Le FAIR Act maintient les prêts forfaitaires de base, en vertu desquels les producteurs peuvent soit rembourser le prêt et rester propriétaires du produit servant de garantie au prêt, soit abandonner leur produit au gouvernement. En règle générale, les taux de prêt annuels continueront à être calculés sur la base de 85 pour cent de la moyenne des prix agricoles des cinq années précédentes (à l'exclusion des années les plus favorables et les moins favorables) tout en restant plafonnés. L'Agricultural Act de 1980 a été amendé de façon à établir une Food Security Commodity Reserve (Réserve de produits aux fins de la sécurité alimentaire), dont les 4 millions de tonnes autorisés ne seront plus composés uniquement de blé, mais aussi de maïs, de sorgho et de riz. Le FAIR Act a également suspendu jusqu'à la campagne agricole 2002 le pouvoir accordé précédemment au Secrétaire à l'agriculture d'autoriser l'entrée de blé et de céréales secondaires dans la Farmer Owned Reserve.

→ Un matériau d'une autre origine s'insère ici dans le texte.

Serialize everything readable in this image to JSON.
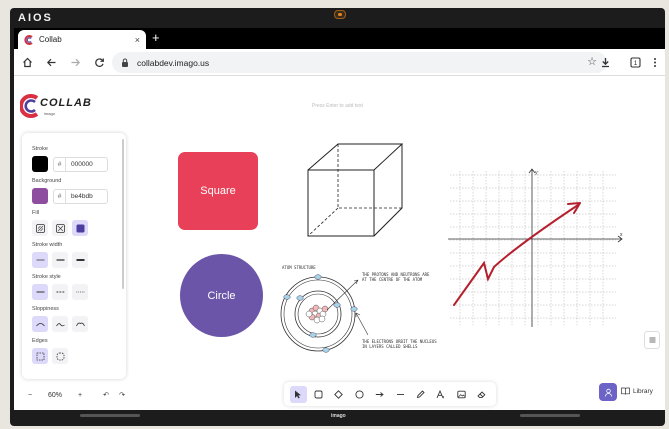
{
  "device": {
    "brand": "AIOS",
    "bottom_label": "imago"
  },
  "browser": {
    "tab_title": "Collab",
    "tab_close": "×",
    "new_tab": "+",
    "url": "collabdev.imago.us"
  },
  "app": {
    "logo_text": "COLLAB",
    "logo_subtext": "imago",
    "canvas_hint": "Press Enter to add text"
  },
  "properties": {
    "stroke_label": "Stroke",
    "stroke_hex": "000000",
    "stroke_color": "#000000",
    "background_label": "Background",
    "background_hex": "be4bdb",
    "background_color": "#8e4ea0",
    "hash": "#",
    "fill_label": "Fill",
    "stroke_width_label": "Stroke width",
    "stroke_style_label": "Stroke style",
    "sloppiness_label": "Sloppiness",
    "edges_label": "Edges"
  },
  "zoom": {
    "minus": "−",
    "value": "60%",
    "plus": "+",
    "undo": "↶",
    "redo": "↷"
  },
  "library": {
    "label": "Library"
  },
  "shapes": {
    "square_label": "Square",
    "square_color": "#e84058",
    "circle_label": "Circle",
    "circle_color": "#6b55a8"
  },
  "atom_sketch": {
    "title": "ATOM STRUCTURE",
    "note1_line1": "THE PROTONS AND NEUTRONS ARE",
    "note1_line2": "AT THE CENTRE OF THE ATOM",
    "note2_line1": "THE ELECTRONS ORBIT THE NUCLEUS",
    "note2_line2": "IN LAYERS CALLED SHELLS"
  },
  "graph_sketch": {
    "x_label": "x",
    "y_label": "y",
    "line_color": "#b5202e"
  }
}
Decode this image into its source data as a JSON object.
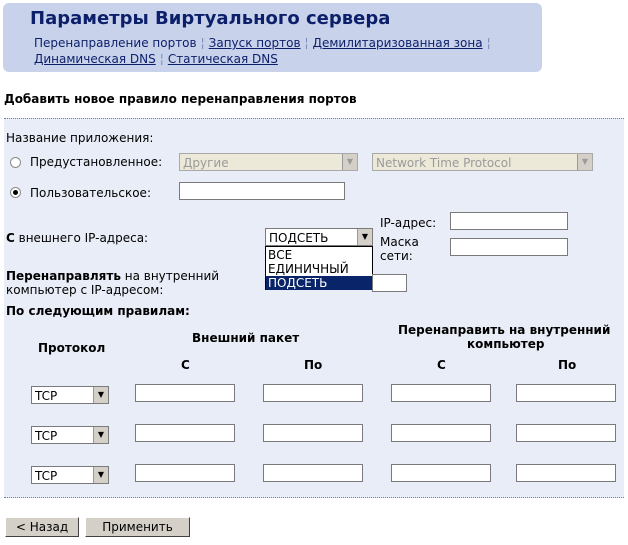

Le FAIR Act apporte également plusieurs modifications aux programmes d'aide à l'exportation et d'aide alimentaire. Il limite les dépenses au titre de l'EEP pour la période 1996 à 2000 à des niveaux inférieurs au maximum autorisé en vertu de l'Accord du Cycle d'Uruguay sur l'agriculture. Les programmes de garantie du crédit à l'exportation du CCC ont également été rationalisés, tandis que les programmes d'aide alimentaire ont été modifiés afin d'accroître le rôle du secteur privé et d'élargir la gamme des produits de base inclus.

Si, en réduisant les mesures de soutien et les subventions à l'exportation, le FAIR Act atteint son principal objectif, qui est d'accentuer l'orientation sur le marché et de renforcer l'efficacité de l'agriculture américaine, les Etats-Unis pourraient devenir un exportateur de céréales plus compétitif. Si, de ce fait, les Etats-Unis augmentaient leur part de marché, le commerce international et les cours des denrées de base seraient encore plus sensibles à la situation de l'offre aux Etats-Unis.